Die Folge ist, dass bei den Süchtigen das frühe ‚allmächtige Objekt’ nicht durch eine reifere Objektrepräsentanz abgelöst werden konnte und somit die frühkindliche Vorstellung aufrechterhalten wurde, dass allein das äußere Bezugsobjekt für die eigenen guten oder schlechten Gefühle verantwortlich ist (Burian, 1994, S. 62). Die Selbstrepräsentanz und das Ich des Süchtigen konnten also nicht durch die Integration eines ‚guten Objekts’ gestärkt werden und eine relative Unabhängigkeit vom äußeren Objekt erreichen (Krystal und Raskin, 1983, S. 52):

„Indem er die heilende, fürsorgliche Mutter aus seiner Selbst-Identität entfernte, hat er einen wichtigen Teil der ihm zur Verfügung stehenden Möglichkeiten und Fähigkeiten verloren, sich selbst zu erhalten, zu heilen und zu trösten, sich anzuerkennen und zu akzeptieren“ (ebd., S. 71).

Dadurch entsteht bei Süchtigen eine starke Abhängigkeit von äußerer narzisstischer Zufuhr bzw. von äußeren Objekten (Voigtel, 2001, S. 22):

„Unter der Voraussetzung der Selbstschwäche und der heftigen Gier nach einem ‚guten Objekt’, das aber nicht in der eigenen Seele angesiedelt sein kann, ergibt sich die Abhängigkeit von den guten Seiten realer, im Außen existierender Menschen“.

Gleichzeitig wird jedoch der Kontakt zu anderen Menschen vermieden, da die

„Selbstschwäche, die Angst vor den eigenen Gefühlen“ und die Unfähigkeit, diese zu kommunizieren, zu Hilflosigkeit und Scham führen und „zwischenmenschlichen Kontakt generell qualvoll erscheinen“ lassen (ebd., S. 126). Darüber hinaus sind Frustrationen und Enttäuschungen im Kontakt zu den Mitmenschen oft unvermeidbar, da an diese unerfüllbar hohe Wünsche gestellt werden, „versorgt (…) und einfühlend verstanden und geachtet zu werden“. Sie sollen die das Selbst stärkende narzisstische Zufuhr liefern, die in der frühen Kindheit schmerzlich vermisst wurde (ebd.).

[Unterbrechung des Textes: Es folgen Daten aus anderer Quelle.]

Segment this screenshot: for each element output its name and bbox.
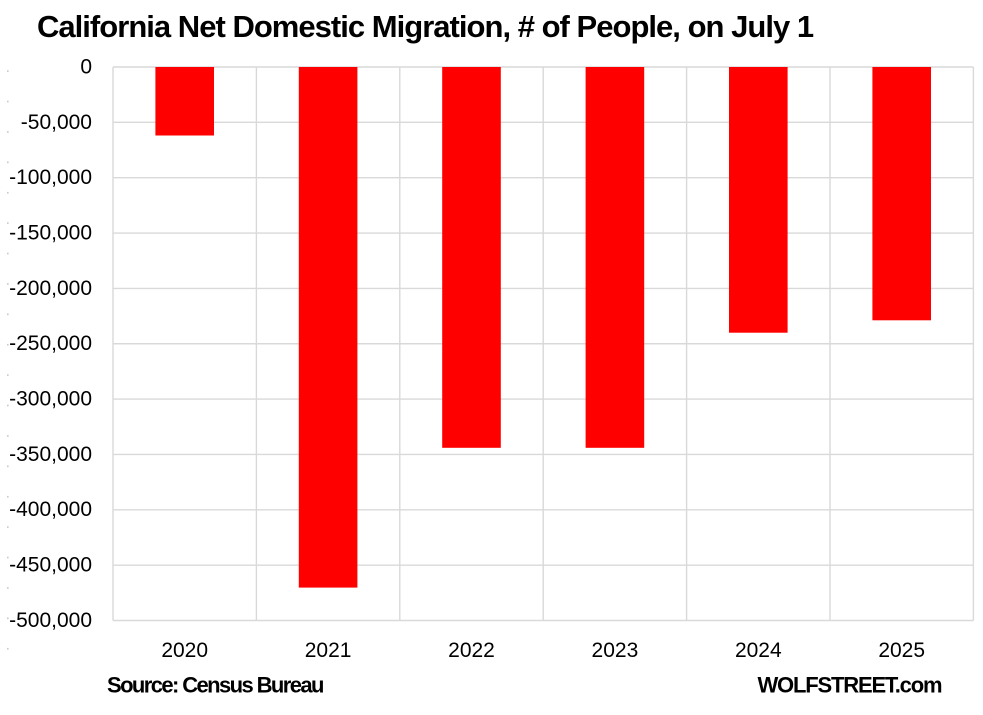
svg-text:-250,000: -250,000: [9, 332, 92, 355]
svg-text:Source: Census Bureau: Source: Census Bureau: [107, 673, 323, 698]
svg-text:-400,000: -400,000: [9, 498, 92, 521]
svg-text:-50,000: -50,000: [21, 111, 92, 134]
svg-text:2023: 2023: [592, 639, 639, 662]
svg-text:California Net Domestic Migrat: California Net Domestic Migration, # of …: [37, 9, 814, 44]
svg-text:-150,000: -150,000: [9, 221, 92, 244]
svg-text:2024: 2024: [735, 639, 782, 662]
svg-text:-300,000: -300,000: [9, 388, 92, 411]
svg-text:-350,000: -350,000: [9, 443, 92, 466]
svg-text:2025: 2025: [878, 639, 925, 662]
svg-text:2020: 2020: [161, 639, 208, 662]
svg-text:-100,000: -100,000: [9, 166, 92, 189]
svg-text:WOLFSTREET.com: WOLFSTREET.com: [757, 672, 942, 697]
svg-text:2021: 2021: [305, 639, 352, 662]
svg-text:-200,000: -200,000: [9, 277, 92, 300]
svg-text:0: 0: [80, 55, 92, 78]
svg-text:-500,000: -500,000: [9, 609, 92, 632]
svg-text:-450,000: -450,000: [9, 554, 92, 577]
svg-text:2022: 2022: [448, 639, 495, 662]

Die hier beschriebenen Entwicklungsstörungen gelten in diesem Ausmaß lediglich für die schwere Sucht. Sie sind nicht nur darauf zurückzuführen, dass das erste Bezugsobjekt unzureichend für die psychische Entwicklung des Kindes zur Verfügung stand, sondern auch darauf, dass keine Triangulierung im Sinne einer alternativen Beziehungserfahrung möglich war, die die Beziehungsstörung in der frühen Dyade zwischen dem Kleinkind und seinem primären Bezugsobjekt hätte modifizieren können (Voigtel, 2001, S. 159, 169, 175).